Ein Jahrzehnt der Ereignisse in wenigen Wochen

21.04.2023 5 Min.
  • Nikolaj Schmidt
    Internationaler Chefökonom
    T. Rowe Price

Es gibt Wochen und Monate in der Finanzgeschichte, die so wild sind, dass man in nur wenigen Tagen die Bewegungen eines ganzen Jahrzehnts erlebt. So geht es mir mit dem vergangenen Monat.

Der Vorsitzende der US-Notenbank, Jerome Powell, signalisierte einen akkommodierenden geldpolitischen Kurs, der angesichts des anhaltenden Inflationsdrucks von einer hawkishen zu einer dovishen Haltung wechselte, nachdem die Zusammenbrüche von Silicon Valley und Signature Bank Zweifel an der Finanzstabilität in den USA aufkommen ließen. In Europa geriet die Credit Suisse so sehr in Schwierigkeiten, dass die Schweizer Behörden eine Zwangsehe mit der UBS, dem anderen Finanzriesen des Landes, organisierten.  

Die Turbulenzen in den USA und in Europa haben die Märkte ins Trudeln gebracht. Die Menschen machen sich Sorgen um die Finanzstabilität, denn die Situation sieht ein wenig nach einer neuen Finanzkrise aus. So weit würde ich jedoch nicht gehen. Ich glaube nämlich nicht, dass der letzte Monat unseren Weg geändert hat.

Déjà vu – und doch nicht

Wenn Sie während der globalen Finanzkrise gearbeitet haben, kann ich verstehen, dass Ihnen Zwangsfusionen und Bankenschließungen an einem Wochenende sicherlich ein mulmiges Gefühl bereiten. Doch trotz der Ähnlichkeiten besteht meiner Meinung nach kein Grund zur Sorge. Zwar wurden die Credit Suisse und einige US-Regionalbanken Opfer eines Ansturms auf Einlagen, aber das waren Einzelfälle. Sie waren nicht so weit verbreitet wie im Jahr 2008.

In den USA zeichnen sich die scheiternden Banken durch ein hohes Engagement in der angeschlagenen Kryptoindustrie und ein schlechtes Management des Zinsrisikos aus. Dies unterscheidet sich grundlegend von der Finanzkrise 2008, als Verluste durch undurchsichtige und zweifelhafte Subprime-Hypotheken zu einem Mangel an Liquidität und einem Vertrauensverlust in die größten Institute im Herzen des globalen Finanzwesens führten. Glücklicherweise sind die heutigen Probleme auf die Praktiken einiger kleinerer Banken zurückzuführen. In jedem Fall scheint die schnelle Reaktion der US-Behörden die Einleger davon überzeugt zu haben, dass ihr Geld bei den regionalen US-Banken sicher ist.

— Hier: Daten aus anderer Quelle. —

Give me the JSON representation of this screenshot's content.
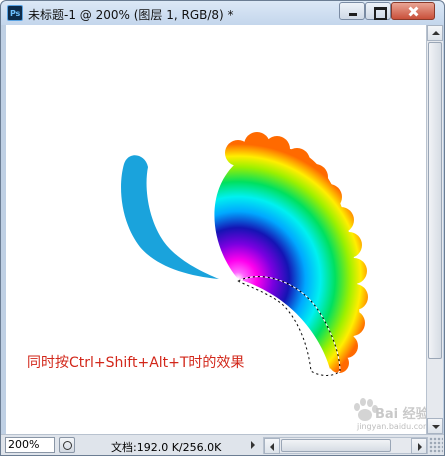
{
  "window": {
    "app_icon": "photoshop-icon",
    "title": "未标题-1 @ 200% (图层 1, RGB/8) *",
    "controls": [
      "minimize-icon",
      "maximize-icon",
      "close-icon"
    ]
  },
  "canvas": {
    "caption": "同时按Ctrl+Shift+Alt+T时的效果",
    "colors": {
      "blue_stroke": "#1aa3dc",
      "caption": "#d2271a",
      "selection_outline": "#000000"
    },
    "watermark": {
      "logo": "Bai 经验",
      "url": "jingyan.baidu.com"
    }
  },
  "status": {
    "zoom": "200%",
    "doc_info": "文档:192.0 K/256.0K"
  }
}
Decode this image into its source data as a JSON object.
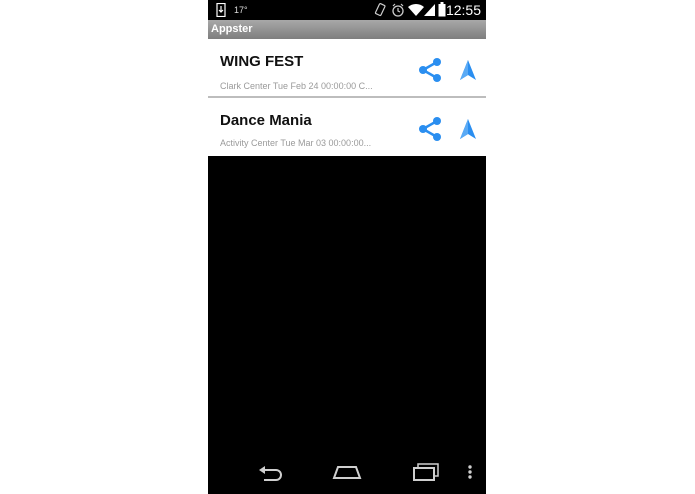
{
  "status_bar": {
    "temperature": "17°",
    "time": "12:55"
  },
  "app": {
    "title": "Appster"
  },
  "events": [
    {
      "title": "WING FEST",
      "subtitle": "Clark Center Tue Feb 24 00:00:00 C..."
    },
    {
      "title": "Dance Mania",
      "subtitle": "Activity Center Tue Mar 03 00:00:00..."
    }
  ],
  "icons": {
    "status_left": "download-notification-icon",
    "share": "share-icon",
    "navigate": "navigation-arrow-icon",
    "back": "back-icon",
    "home": "home-icon",
    "recents": "recent-apps-icon",
    "menu": "overflow-menu-icon"
  },
  "colors": {
    "accent": "#2a8ef0",
    "titlebar": "#8e8e8e"
  }
}
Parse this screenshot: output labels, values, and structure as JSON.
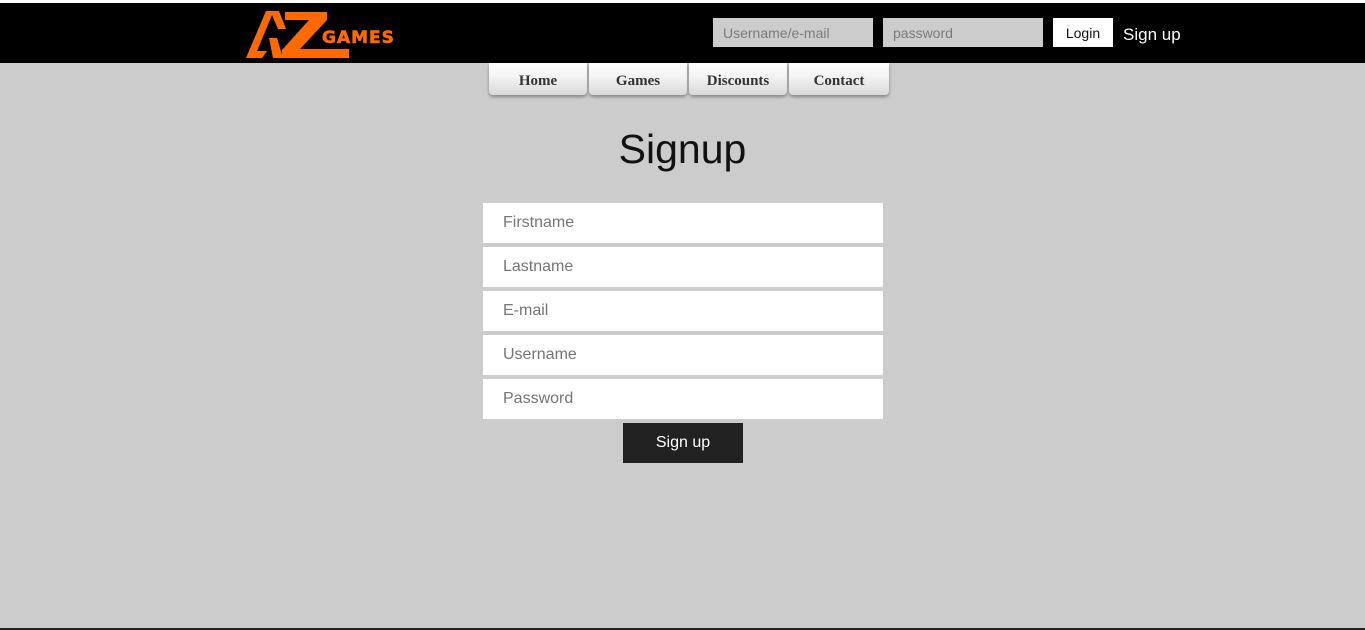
{
  "header": {
    "logo": {
      "letters": "AZ",
      "word": "GAMES",
      "color": "#ff6a00"
    },
    "login": {
      "username_placeholder": "Username/e-mail",
      "password_placeholder": "password",
      "login_label": "Login",
      "signup_link": "Sign up"
    }
  },
  "nav": {
    "items": [
      {
        "label": "Home"
      },
      {
        "label": "Games"
      },
      {
        "label": "Discounts"
      },
      {
        "label": "Contact"
      }
    ]
  },
  "main": {
    "title": "Signup",
    "fields": {
      "firstname": "Firstname",
      "lastname": "Lastname",
      "email": "E-mail",
      "username": "Username",
      "password": "Password"
    },
    "submit_label": "Sign up"
  },
  "colors": {
    "header_bg": "#000000",
    "page_bg": "#cccccc",
    "accent": "#ff6a00",
    "button_dark": "#212121"
  }
}
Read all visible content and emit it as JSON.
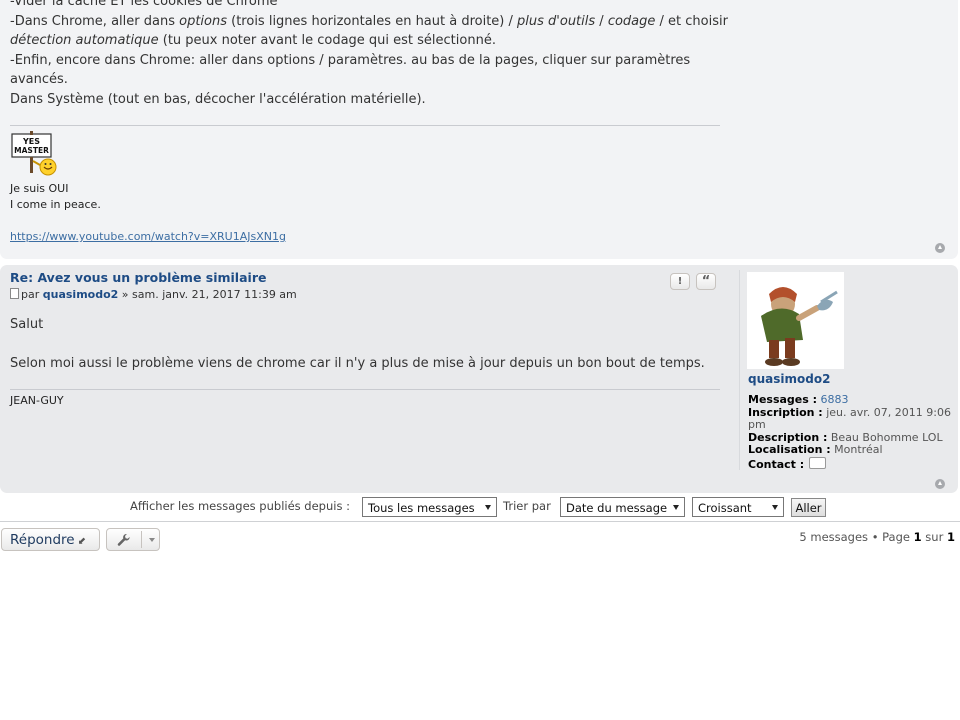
{
  "post1": {
    "partial_line": "-Vider la cache ET les cookies de Chrome",
    "line1_a": "-Dans Chrome, aller dans ",
    "line1_opt": "options",
    "line1_b": " (trois lignes horizontales en haut à droite) / ",
    "line1_tools": "plus d'outils",
    "line1_sep": " / ",
    "line1_codage": "codage",
    "line1_c": " / et choisir",
    "line2_auto": "détection automatique",
    "line2_rest": " (tu peux noter avant le codage qui est sélectionné.",
    "line3": "-Enfin, encore dans Chrome: aller dans options / paramètres. au bas de la pages, cliquer sur paramètres avancés.",
    "line4": "Dans Système (tout en bas, décocher l'accélération matérielle).",
    "sign_image_text_1": "YES",
    "sign_image_text_2": "MASTER",
    "sig_line1": "Je suis OUI",
    "sig_line2": "I come in peace.",
    "sig_link": "https://www.youtube.com/watch?v=XRU1AJsXN1g"
  },
  "post2": {
    "title": "Re: Avez vous un problème similaire",
    "meta_by": "par ",
    "meta_author": "quasimodo2",
    "meta_date": " » sam. janv. 21, 2017 11:39 am",
    "body_line1": "Salut",
    "body_line2": "Selon moi aussi le problème viens de chrome car il n'y a plus de mise à jour depuis un bon bout de temps.",
    "signature": "JEAN-GUY",
    "report_btn": "!",
    "quote_btn": "“"
  },
  "profile": {
    "username": "quasimodo2",
    "messages_label": "Messages :",
    "messages_value": "6883",
    "inscription_label": "Inscription :",
    "inscription_value": "jeu. avr. 07, 2011 9:06 pm",
    "description_label": "Description :",
    "description_value": "Beau Bohomme LOL",
    "localisation_label": "Localisation :",
    "localisation_value": "Montréal",
    "contact_label": "Contact :"
  },
  "filters": {
    "display_label": "Afficher les messages publiés depuis :",
    "display_value": "Tous les messages",
    "sort_label": "Trier par",
    "sort_value": "Date du message",
    "order_value": "Croissant",
    "go_label": "Aller"
  },
  "bottom": {
    "reply_label": "Répondre",
    "pagination_a": "5 messages • Page ",
    "pagination_page": "1",
    "pagination_b": " sur ",
    "pagination_total": "1"
  },
  "icons": {
    "back_to_top": "arrow-up-circle-icon",
    "reply_arrow": "reply-arrow-icon",
    "tools": "wrench-icon",
    "contact": "contact-icon",
    "post": "document-icon"
  },
  "colors": {
    "post_bg_1": "#f2f3f5",
    "post_bg_2": "#e9eaec",
    "link_blue": "#1e4c85"
  }
}
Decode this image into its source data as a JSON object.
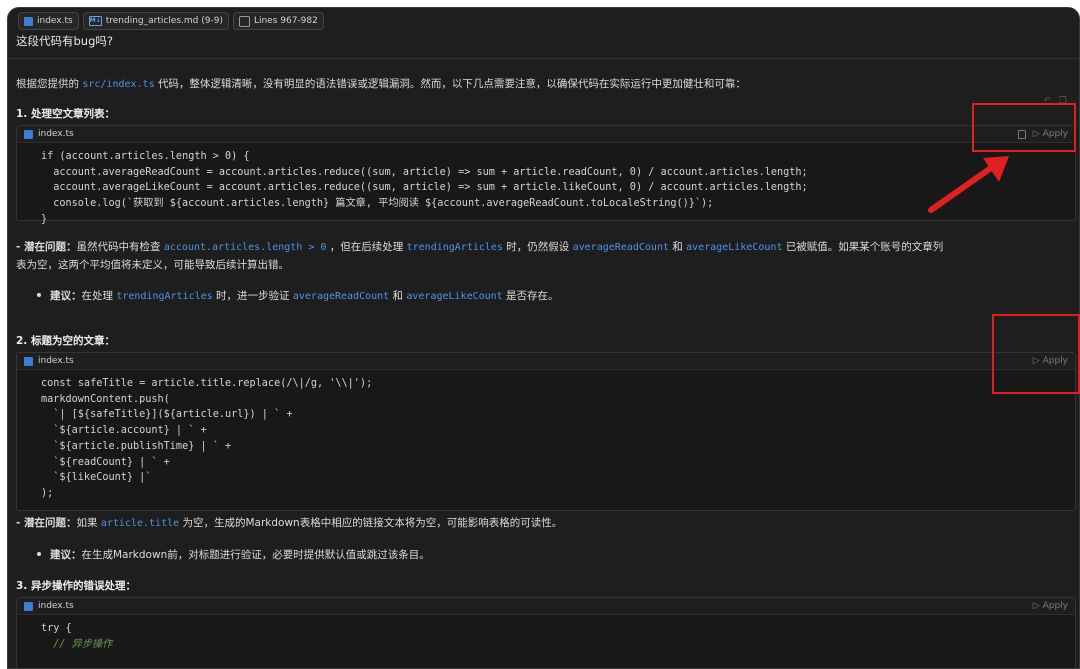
{
  "context": {
    "file1": "index.ts",
    "file2": "trending_articles.md (9-9)",
    "lines": "Lines 967-982"
  },
  "question": "这段代码有bug吗?",
  "intro": {
    "before": "根据您提供的",
    "path": "src/index.ts",
    "after": "代码，整体逻辑清晰，没有明显的语法错误或逻辑漏洞。然而，以下几点需要注意，以确保代码在实际运行中更加健壮和可靠："
  },
  "section1": {
    "title": "1. 处理空文章列表：",
    "file": "index.ts",
    "apply": "Apply",
    "issue": {
      "label": "- 潜在问题：",
      "t1": "虽然代码中有检查",
      "c1": "account.articles.length > 0",
      "t2": "，但在后续处理",
      "c2": "trendingArticles",
      "t3": "时，仍然假设",
      "c3": "averageReadCount",
      "t4": "和",
      "c4": "averageLikeCount",
      "t5": "已被赋值。如果某个账号的文章列",
      "line2": "表为空，这两个平均值将未定义，可能导致后续计算出错。"
    },
    "suggest": {
      "label": "建议：",
      "t1": "在处理",
      "c1": "trendingArticles",
      "t2": "时，进一步验证",
      "c2": "averageReadCount",
      "t3": "和",
      "c3": "averageLikeCount",
      "t4": "是否存在。"
    }
  },
  "section2": {
    "title": "2. 标题为空的文章：",
    "file": "index.ts",
    "apply": "Apply",
    "issue": {
      "label": "- 潜在问题：",
      "t1": "如果",
      "c1": "article.title",
      "t2": "为空，生成的Markdown表格中相应的链接文本将为空，可能影响表格的可读性。"
    },
    "suggest": {
      "label": "建议：",
      "t1": "在生成Markdown前，对标题进行验证，必要时提供默认值或跳过该条目。"
    }
  },
  "section3": {
    "title": "3. 异步操作的错误处理：",
    "file": "index.ts",
    "apply": "Apply"
  },
  "code1": [
    "if (account.articles.length > 0) {",
    "  account.averageReadCount = account.articles.reduce((sum, article) => sum + article.readCount, 0) / account.articles.length;",
    "  account.averageLikeCount = account.articles.reduce((sum, article) => sum + article.likeCount, 0) / account.articles.length;",
    "  console.log(`获取到 ${account.articles.length} 篇文章, 平均阅读 ${account.averageReadCount.toLocaleString()}`);",
    "}"
  ],
  "code2": [
    "const safeTitle = article.title.replace(/\\|/g, '\\\\|');",
    "markdownContent.push(",
    "  `| [${safeTitle}](${article.url}) | ` +",
    "  `${article.account} | ` +",
    "  `${article.publishTime} | ` +",
    "  `${readCount} | ` +",
    "  `${likeCount} |`",
    ");"
  ],
  "code3": [
    "try {",
    "  // 异步操作"
  ],
  "colors": {
    "accent": "#4e94e6",
    "highlight": "#e02020"
  }
}
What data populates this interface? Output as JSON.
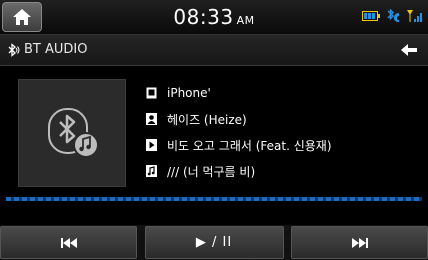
{
  "status": {
    "time": "08:33",
    "ampm": "AM"
  },
  "title": {
    "label": "BT AUDIO"
  },
  "track": {
    "device": "iPhone'",
    "artist": "헤이즈 (Heize)",
    "song": "비도 오고 그래서 (Feat. 신용재)",
    "album": "/// (너 먹구름 비)"
  },
  "controls": {
    "play_pause_label": "▶ / II"
  },
  "icons": {
    "home": "home-icon",
    "battery": "battery-icon",
    "bluetooth_phone": "bluetooth-phone-icon",
    "signal": "signal-icon",
    "back": "back-arrow-icon",
    "prev": "previous-track-icon",
    "next": "next-track-icon"
  },
  "colors": {
    "accent_blue": "#1f6cc0",
    "status_yellow": "#f0c419",
    "status_blue": "#2b8fe0"
  }
}
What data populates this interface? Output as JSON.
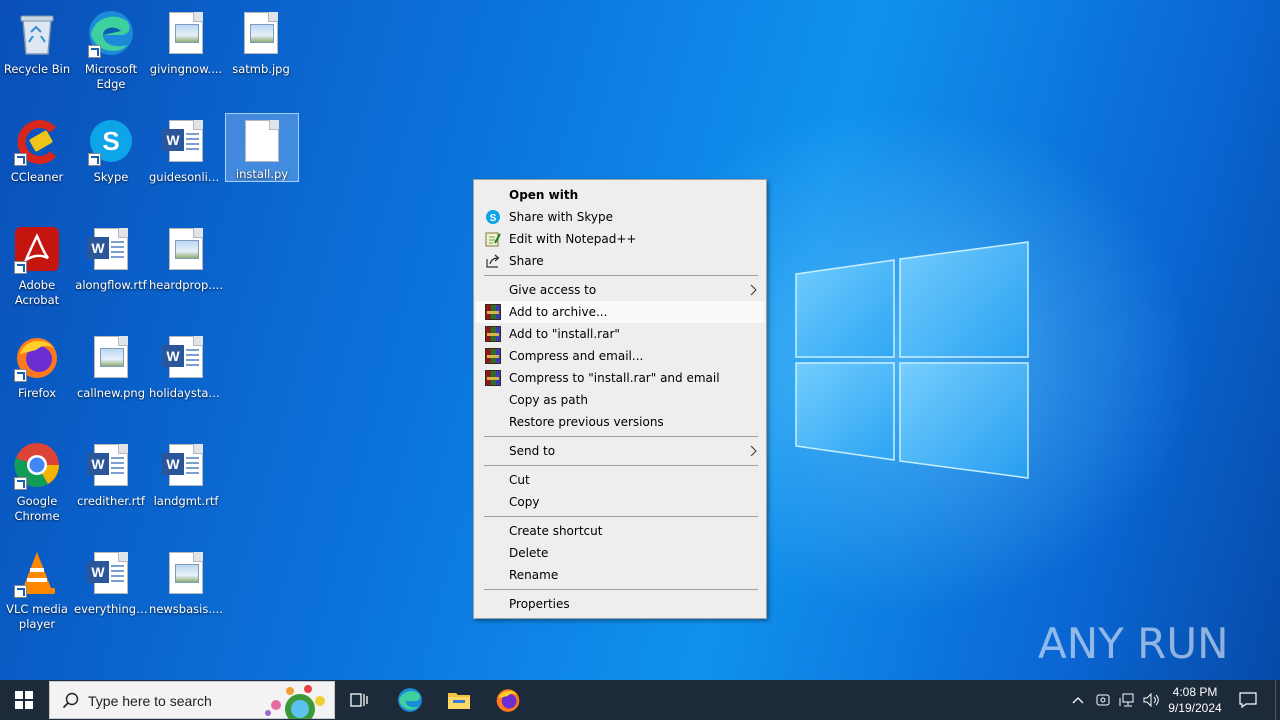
{
  "desktop": {
    "icons": [
      {
        "label": "Recycle Bin",
        "icon": "recycle-bin-icon"
      },
      {
        "label": "Microsoft Edge",
        "icon": "edge-icon"
      },
      {
        "label": "givingnow....",
        "icon": "image-file-icon"
      },
      {
        "label": "satmb.jpg",
        "icon": "image-file-icon"
      },
      {
        "label": "CCleaner",
        "icon": "ccleaner-icon"
      },
      {
        "label": "Skype",
        "icon": "skype-icon"
      },
      {
        "label": "guidesonlin...",
        "icon": "word-file-icon"
      },
      {
        "label": "install.py",
        "icon": "blank-file-icon",
        "selected": true
      },
      {
        "label": "Adobe Acrobat",
        "icon": "acrobat-icon"
      },
      {
        "label": "alongflow.rtf",
        "icon": "word-file-icon"
      },
      {
        "label": "heardprop....",
        "icon": "image-file-icon"
      },
      {
        "label": "Firefox",
        "icon": "firefox-icon"
      },
      {
        "label": "callnew.png",
        "icon": "image-file-icon"
      },
      {
        "label": "holidaystax....",
        "icon": "word-file-icon"
      },
      {
        "label": "Google Chrome",
        "icon": "chrome-icon"
      },
      {
        "label": "credither.rtf",
        "icon": "word-file-icon"
      },
      {
        "label": "landgmt.rtf",
        "icon": "word-file-icon"
      },
      {
        "label": "VLC media player",
        "icon": "vlc-icon"
      },
      {
        "label": "everything....",
        "icon": "word-file-icon"
      },
      {
        "label": "newsbasis....",
        "icon": "image-file-icon"
      }
    ],
    "watermark": "ANY RUN"
  },
  "context_menu": {
    "open_with": "Open with",
    "share_skype": "Share with Skype",
    "edit_notepad": "Edit with Notepad++",
    "share": "Share",
    "give_access": "Give access to",
    "add_archive": "Add to archive...",
    "add_rar": "Add to \"install.rar\"",
    "compress_email": "Compress and email...",
    "compress_rar_email": "Compress to \"install.rar\" and email",
    "copy_path": "Copy as path",
    "restore": "Restore previous versions",
    "send_to": "Send to",
    "cut": "Cut",
    "copy": "Copy",
    "create_shortcut": "Create shortcut",
    "delete": "Delete",
    "rename": "Rename",
    "properties": "Properties"
  },
  "taskbar": {
    "search_placeholder": "Type here to search",
    "time": "4:08 PM",
    "date": "9/19/2024"
  },
  "colors": {
    "taskbar": "#1c2a3a",
    "menu_bg": "#eeeeee",
    "accent": "#0b74dc"
  }
}
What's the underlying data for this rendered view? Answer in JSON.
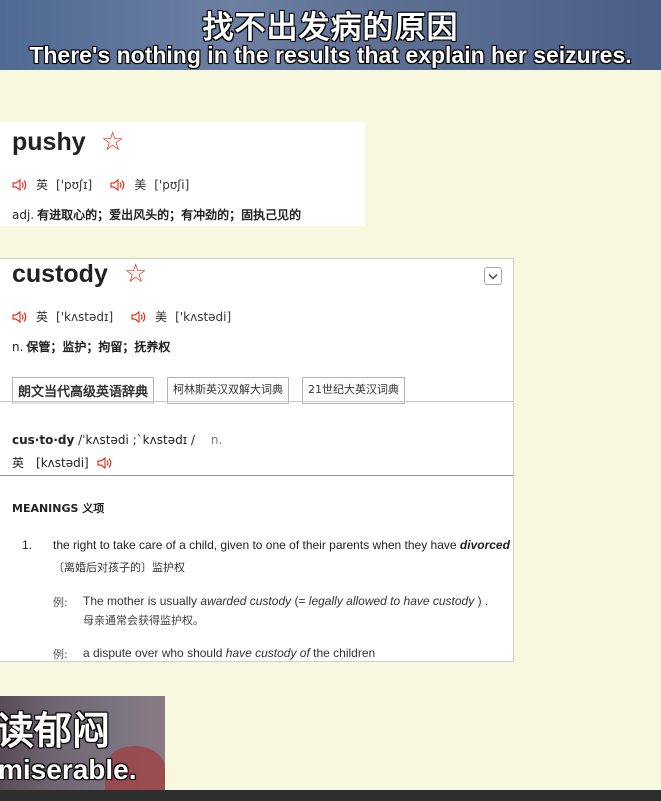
{
  "video_top": {
    "subtitle_cn": "找不出发病的原因",
    "subtitle_en": "There's nothing in the results that explain her seizures."
  },
  "pushy": {
    "headword": "pushy",
    "uk_label": "英",
    "uk_ipa": "['pʊʃɪ]",
    "us_label": "美",
    "us_ipa": "['pʊʃi]",
    "pos": "adj.",
    "definition": "有进取心的；爱出风头的；有冲劲的；固执己见的"
  },
  "custody": {
    "headword": "custody",
    "uk_label": "英",
    "uk_ipa": "['kʌstədɪ]",
    "us_label": "美",
    "us_ipa": "['kʌstədi]",
    "pos": "n.",
    "definition": "保管；监护；拘留；抚养权",
    "tabs": [
      {
        "label": "朗文当代高级英语辞典",
        "active": true
      },
      {
        "label": "柯林斯英汉双解大词典",
        "active": false
      },
      {
        "label": "21世纪大英汉词典",
        "active": false
      }
    ],
    "syllables": "cus·to·dy",
    "entry_ipa": "/ˈkʌstədi ;ˋkʌstədɪ /",
    "entry_pos": "n.",
    "entry_uk_label": "英",
    "entry_uk_ipa": "[kʌstədi]",
    "meanings_heading": "MEANINGS 义项",
    "sense_number": "1.",
    "sense_def_start": "the right to take care of a child, given to one of their parents when they have ",
    "sense_def_em": "divorced",
    "sense_cn": "〔离婚后对孩子的〕监护权",
    "examples": [
      {
        "label": "例:",
        "t1": "The mother is usually ",
        "t2": "awarded custody",
        "t3": " (= ",
        "t4": "legally allowed to have custody",
        "t5": " ) .",
        "cn": "母亲通常会获得监护权。"
      },
      {
        "label": "例:",
        "t1": "a dispute over who should ",
        "t2": "have custody of",
        "t3": " the children"
      }
    ]
  },
  "video_bottom": {
    "subtitle_cn": "读郁闷",
    "subtitle_en": "miserable."
  },
  "icons": {
    "star": "star-outline-icon",
    "speaker": "speaker-icon",
    "chevron": "chevron-down-icon"
  },
  "colors": {
    "accent_red": "#e8321e",
    "page_background": "#f7f8dd"
  }
}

Auch wenn die Probleme der Credit Suisse und der US-Regionalbanken zumeist als idiosynkratisch zu bezeichnen sind, unterstreicht dies einen wichtigen Punkt. Wenn die Zinssätze steigen und das Wachstum nachlässt, treten die Probleme zutage. Oder wie es der legendäre US-Investor Warren Buffet ausdrückt: „Erst wenn die Flut zurückgeht, stellt man fest, wer nackt geschwommen ist“. Ich denke, wir werden in den nächsten Quartalen herausfinden, dass mehr Menschen nackt geschwommen sind.

Rezession auf Umwegen

Die Probleme bei den US-Regionalbanken traten zu einem Zeitpunkt auf, als der Fed-Vorsitzende Powell signalisierte, dass er und die Fed bereit seien, noch stärker auf die Bremse zu treten, um die anhaltenden Inflationsprobleme zu bekämpfen. Infolgedessen wurden die Anleger auf dem falschen Fuß erwischt. Dies führte zu einer historisch großen und heftigen Korrektur an den Anleihemärkten.

Nach dem Zusammenbruch der Silicon Valley Bank haben die Banken ihre Kreditvergabe von sich aus gedrosselt. Damit leisten sie einen Teil der Straffung, die eine Zinserhöhung durch die Zentralbank bewirkt hätte. Gleichzeitig sind die Zentralbanken weiterhin bestrebt, den Inflationsdruck zu bekämpfen. Auch wenn der Fed-Vorsitzende Powell angedeutet hat, dass er die Zinssätze möglicherweise nicht so stark anheben wird, wie er es zuvor angedeutet hatte, wird die Kombination aus Zinserhöhungen der globalen Zentralbanken und einer strafferen Kreditvergabe die Weltwirtschaft in eine Rezession treiben. Ich denke, das wird ein paar Quartale dauern.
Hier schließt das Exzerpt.